Menurut Ratna, Pasal tersebut merupakan kejahatan yang dilegilitaskan melalu UU. Sebab Pasal itu sangat liberal mengingat di dalamnya mengatur tentang pembatasan selisih maksimal sebagai syarat formil dapat diterimanya suatu perkara perselisihan pemilihan kepala daerah.
Karena itu, Ratna meminta agar MK tidak hanya memeriksa perselisihan hasil rekapitulasi dengan kejar target.

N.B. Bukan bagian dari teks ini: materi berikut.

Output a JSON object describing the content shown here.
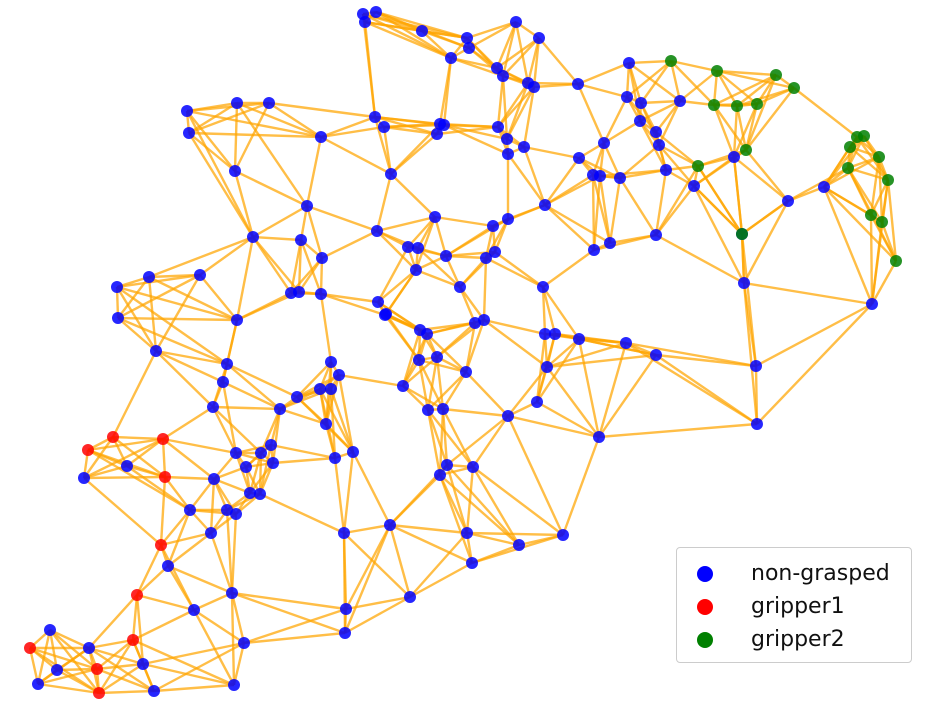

Menurutnya, MK tidak boleh abai begitu saja dan harus memeriksa fakta dan indikasi pelanggaran Pilkada yang memenuhi standar terstruktur, sistematif, dan masif (TSM) serta mempengaruhi perolehan suara.
"Tak sulit mempercayai ada pasangan calon yang ingin bertarung di Pilkada tanpa money politik. Karena itu, MK harus memperluas objek pemeriksaan. MK wajib memeriksa fakta dan indikasi pelanggaran demokrasi," ungkapnya.(yn)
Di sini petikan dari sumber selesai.